西田敏行さん死去 忘れられない…鹿児島ロケの合間に見せた気さくな笑顔と役者魂 関係者が明かす素顔
17日に訃報が伝わった俳優西田敏行さんは、NHK大河ドラマ「翔ぶが如く」で主役の西郷隆盛を演じたほか、甑島や徳之島、蒲生とドラマや映画の撮影で県内各地を訪れ交流していた。県の薩摩大使として観光PRも担った。関係者は気さくな人柄をしのび、「演技を見られなくなるのは残念」と惜しんだ。 【写真】〈関連〉1997年4月、映画「釣りバカ日誌」の撮影で訪れた下甑での交流会で地域住民に囲まれて、にこやかな西田敏行さん(手前中央)=薩摩川内市甑島
「親しみやすい人だった」と話すのは、県観光誘致促進協議会顧問の中原國男さん(80)。「翔ぶが如く」放送前年の1989(平成元)年8月、ロケの休憩中に大久保利通役の鹿賀丈史さんと西田さんに冷えたスイカを持っていくと「ありがとう」と笑顔で会釈し、一人で丸ごと抱えていったという。 放送から3年くらい県の観光は絶好調が続いた。「バブル景気と重なりドラマ効果は絶大。大きな貢献をしてくれた」と感謝する。ドラマが縁で90年1月から現在まで、PR役として県が委嘱する薩摩大使も続けていた。 97年に薩摩川内市内であった映画「釣りバカ日誌9」のロケでは、下甑町手打の住民とバーベキューで親交を深めた。西田さんと記念撮影した川畑きおりさん(65)は「隣に座って腕を組んでいいか尋ねたら、『いいよ』と言ってスッと腕を出してくれた。有名人なのに気さくな人柄が印象深い」と惜しんだ。 「翔ぶが如く」で時代考証を担当した志學館大学の原口泉教授(77)は「鹿児島弁をすぐにマスターし、思い描いた西郷を演じてくれた」と振り返る。クランクアップ後の打ち上げでは「一緒にカラオケに行って『もしもピアノが弾けたなら』を歌ってくれた。気配りが細やかで、年齢は近いのにいつも『先生』と立ててくれた」と懐かしんだ。

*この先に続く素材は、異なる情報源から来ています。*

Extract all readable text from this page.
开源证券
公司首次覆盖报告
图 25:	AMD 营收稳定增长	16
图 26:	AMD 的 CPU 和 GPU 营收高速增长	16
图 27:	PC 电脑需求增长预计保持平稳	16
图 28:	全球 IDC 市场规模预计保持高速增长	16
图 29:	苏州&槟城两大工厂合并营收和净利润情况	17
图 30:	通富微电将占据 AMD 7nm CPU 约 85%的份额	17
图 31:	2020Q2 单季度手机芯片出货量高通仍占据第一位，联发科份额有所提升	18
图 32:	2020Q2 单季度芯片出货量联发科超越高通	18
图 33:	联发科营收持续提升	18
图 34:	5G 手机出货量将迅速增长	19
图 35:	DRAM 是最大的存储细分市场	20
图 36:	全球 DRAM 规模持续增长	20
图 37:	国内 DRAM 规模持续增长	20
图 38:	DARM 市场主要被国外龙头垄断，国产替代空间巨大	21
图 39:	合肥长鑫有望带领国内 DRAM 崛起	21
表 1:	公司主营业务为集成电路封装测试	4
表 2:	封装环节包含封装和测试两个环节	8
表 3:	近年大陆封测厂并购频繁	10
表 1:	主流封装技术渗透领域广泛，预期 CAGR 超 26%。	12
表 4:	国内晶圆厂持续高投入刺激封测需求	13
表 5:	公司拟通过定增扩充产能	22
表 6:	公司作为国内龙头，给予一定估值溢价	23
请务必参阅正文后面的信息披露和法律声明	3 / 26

「翔ぶが如く」の方言指導をした鹿児島市出身の俳優西田聖志郎さん(69)=東京=は「寝る時以外はずっと一緒にいて、鹿児島弁で話してほしいと言って方言を身につけた。役者魂を感じた」と振り返る。数日前に仕事仲間との話で西田さんが話題に上り、「車いすでも芝居に挑み続ける姿勢は俳優の鏡」と語り合ったばかりだった。「全エネルギーを役者に注ぎ込んだ大先輩だった」と悼んだ。